Quantum clocks will become more real and real-world technology thanks to new research conducted by scientists from Birmingham University under the leadership of the British Quantum Technology, Sensor and Synchronization Centre
Scientists have developed a solution: a special package, which is a box of about 120 litres and weighing less than 75 kg, published in the magazine Quantum Science and Technology.
The new design is based on an ultra-high vacuum chamber, smaller than any one previously used in quantum time accounting. This chamber can be used to capture atoms and then cool them down to a value very close to zero, so they have reached a state where they can be used for precision quantum sensors.
The Physicians were able to capture nearly 160,000 ultra-cold atoms inside the cell in less than a second, and they also showed that they could transport the system over 200 km before setting it up to take measurements in less than 90 minutes. The system was able to withstand a temperature increase of 8 degrees above the room during transport.
The lead author of the new work, Dr. Yogeshwar Kale, noted in a press release for the new study that "stable and accurate optical clocks make them critical for many future information networks and communications".

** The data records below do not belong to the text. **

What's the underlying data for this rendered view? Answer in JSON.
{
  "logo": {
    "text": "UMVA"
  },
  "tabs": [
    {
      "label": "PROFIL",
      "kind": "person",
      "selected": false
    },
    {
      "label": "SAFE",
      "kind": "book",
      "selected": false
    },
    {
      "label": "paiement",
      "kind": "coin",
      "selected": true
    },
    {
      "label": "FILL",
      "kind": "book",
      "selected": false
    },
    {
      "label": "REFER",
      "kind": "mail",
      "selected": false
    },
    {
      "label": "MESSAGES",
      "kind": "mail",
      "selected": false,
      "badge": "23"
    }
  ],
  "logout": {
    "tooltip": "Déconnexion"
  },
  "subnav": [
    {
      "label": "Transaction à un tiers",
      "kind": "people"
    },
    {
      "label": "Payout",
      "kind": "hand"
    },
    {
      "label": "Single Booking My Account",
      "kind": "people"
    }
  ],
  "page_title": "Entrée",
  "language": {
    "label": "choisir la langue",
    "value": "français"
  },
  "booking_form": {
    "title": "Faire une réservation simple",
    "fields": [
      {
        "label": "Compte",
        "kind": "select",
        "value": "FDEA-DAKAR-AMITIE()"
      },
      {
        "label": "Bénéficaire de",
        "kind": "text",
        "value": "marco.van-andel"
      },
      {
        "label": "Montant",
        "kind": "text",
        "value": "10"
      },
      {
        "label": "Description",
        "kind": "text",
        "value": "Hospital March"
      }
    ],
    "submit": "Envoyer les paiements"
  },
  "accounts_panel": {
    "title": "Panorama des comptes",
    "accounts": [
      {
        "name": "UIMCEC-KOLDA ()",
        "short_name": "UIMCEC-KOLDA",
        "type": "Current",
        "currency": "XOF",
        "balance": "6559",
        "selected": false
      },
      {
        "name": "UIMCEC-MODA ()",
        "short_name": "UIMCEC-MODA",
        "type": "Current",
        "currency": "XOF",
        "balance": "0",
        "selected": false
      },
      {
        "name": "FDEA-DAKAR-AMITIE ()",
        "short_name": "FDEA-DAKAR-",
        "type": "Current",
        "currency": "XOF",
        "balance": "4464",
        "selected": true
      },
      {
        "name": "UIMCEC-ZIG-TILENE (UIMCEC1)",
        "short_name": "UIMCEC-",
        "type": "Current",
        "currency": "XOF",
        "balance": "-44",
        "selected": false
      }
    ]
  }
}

Once people have a system ready for use outside the laboratory, scientists will be able to use them, for example, in terrestrial navigation networks, where all such clocks are connected through optical fibres and begin to communicate with each other. Such networks will reduce human dependence on GPS systems that can sometimes cause malfunctions.
"These portable optical clocks will not only help to improve geodetic measurements — the fundamental properties of the shape of the Earth and the changing intensity of gravity — but will also serve as predecessors for monitoring and identifying geodynamic signals, such as earthquakes and volcanic eruptions at an early stage" is concluded by scientists.